THE POLL: Wall Street Journal-NBC News, national presidential race among registered voters
THE NUMBERS: Barack Obama 46 percent, John McCain 45 percent
OF INTEREST: This poll shows a virtually even race - little changed since Obama's 3-percentage-point lead in August but significantly closer than the Democrat's 6-point edge in July. Following the Republican convention and the addition of Sarah Palin to the GOP ticket, Obama's supporters still express more excitement than McCain's by 21 points - smaller than last month's 34-point difference. Only a third think McCain is likely to bring change compared to half who say Obama will, but here too the gap between them has shrunk. Thirty-four percent say Palin makes them likelier to vote for McCain and 25 percent less likely; her Democratic counterpart, Joe Biden, makes 24 percent likelier to back Obama and 16 percent less so. McCain's support is up strongly with Southerners, Obama's has grown among backers of Hillary Rodham Clinton.
DETAILS: Conducted Sept. 6-8 by landline and cellular telephone with 860 registered voters. Sampling error margin plus or minus 3.3 percentage points.

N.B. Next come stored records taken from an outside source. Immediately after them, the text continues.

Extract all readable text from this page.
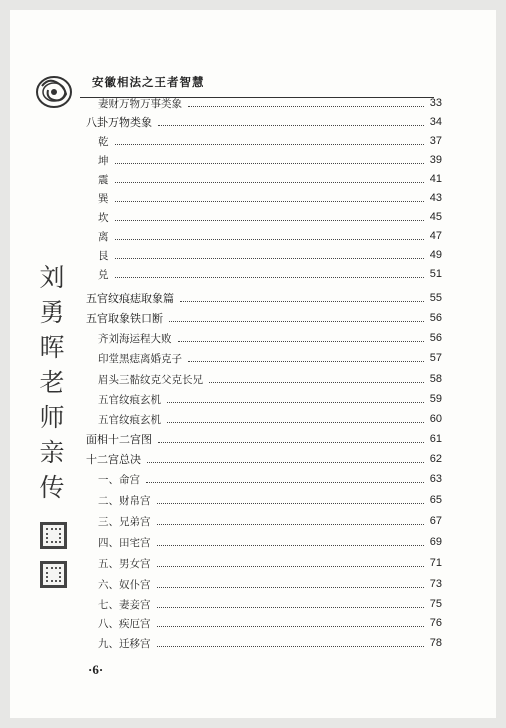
安徽相法之王者智慧
刘
勇
晖
老
师
亲
传
妻财万物万事类象	33
八卦万物类象	34
乾	37
坤	39
震	41
巽	43
坎	45
离	47
艮	49
兑	51
五官纹痕痣取象篇	55
五官取象铁口断	56
齐刘海运程大败	56
印堂黑痣离婚克子	57
眉头三骷纹克父克长兄	58
五官纹痕玄机	59
五官纹痕玄机	60
面相十二宫图	61
十二宫总决	62
一、命宫	63
二、财帛宫	65
三、兄弟宫	67
四、田宅宫	69
五、男女宫	71
六、奴仆宫	73
七、妻妾宫	75
八、疾厄宫	76
九、迁移宫	78
·6·
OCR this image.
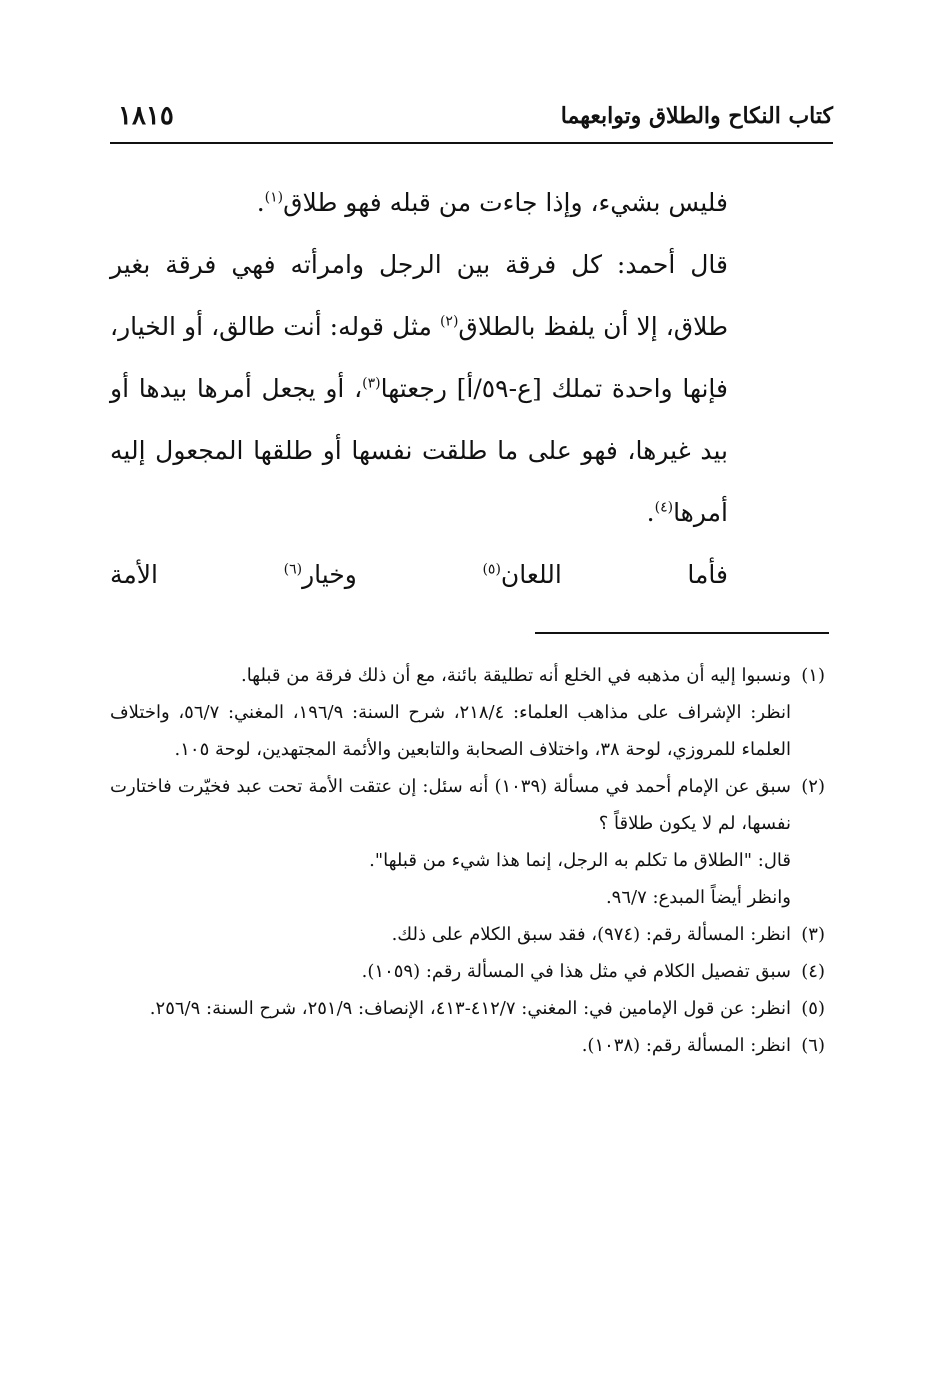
كتاب النكاح والطلاق وتوابعهما
١٨١٥

فليس بشيء، وإذا جاءت من قبله فهو طلاق$^{(١)}$.

قال أحمد: كل فرقة بين الرجل وامرأته فهي فرقة بغير طلاق، إلا أن يلفظ بالطلاق$^{(٢)}$ مثل قوله: أنت طالق، أو الخيار، فإنها واحدة تملك [ع-٥٩/أ] رجعتها$^{(٣)}$، أو يجعل أمرها بيدها أو بيد غيرها، فهو على ما طلقت نفسها أو طلقها المجعول إليه أمرها$^{(٤)}$.

فأما اللعان$^{(٥)}$ وخيار$^{(٦)}$ الأمة

(١)

ونسبوا إليه أن مذهبه في الخلع أنه تطليقة بائنة، مع أن ذلك فرقة من قبلها.

انظر: الإشراف على مذاهب العلماء: ٢١٨/٤، شرح السنة: ١٩٦/٩، المغني: ٥٦/٧، واختلاف العلماء للمروزي، لوحة ٣٨، واختلاف الصحابة والتابعين والأئمة المجتهدين، لوحة ١٠٥.

(٢)

سبق عن الإمام أحمد في مسألة (١٠٣٩) أنه سئل: إن عتقت الأمة تحت عبد فخيّرت فاختارت نفسها، لم لا يكون طلاقاً ؟

قال: "الطلاق ما تكلم به الرجل، إنما هذا شيء من قبلها".

وانظر أيضاً المبدع: ٩٦/٧.

(٣)

انظر: المسألة رقم: (٩٧٤)، فقد سبق الكلام على ذلك.

(٤)

سبق تفصيل الكلام في مثل هذا في المسألة رقم: (١٠٥٩).

(٥)

انظر: عن قول الإمامين في: المغني: ٤١٢/٧-٤١٣، الإنصاف: ٢٥١/٩، شرح السنة: ٢٥٦/٩.

(٦)

انظر: المسألة رقم: (١٠٣٨).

MORE: http://www.wsj.com , http://www.msnbc.msn.com
THE POLL: FOX News-Opinion Dynamics, national presidential race among registered voters
THE NUMBERS: John McCain 45 percent, Barack Obama 42 percent
OF INTEREST: This survey reverses the 3-percentage-point edge Obama had last month before both parties held their conventions and picked vice presidential candidates. Independents prefer McCain by 15 points after being split about evenly in August. Two-thirds think Obama is qualified to be president, compared to nearly eight in 10 who say McCain is. The Republican ticket is widely seen as having more combined experience, and is narrowly thought to have better judgment. The Democrats are seen as likelier to bring change by 7 points.
DETAILS: Conducted Sept. 8-9 by landline telephone with 900 registered voters nationwide. Sampling error margin plus or minus 3 points.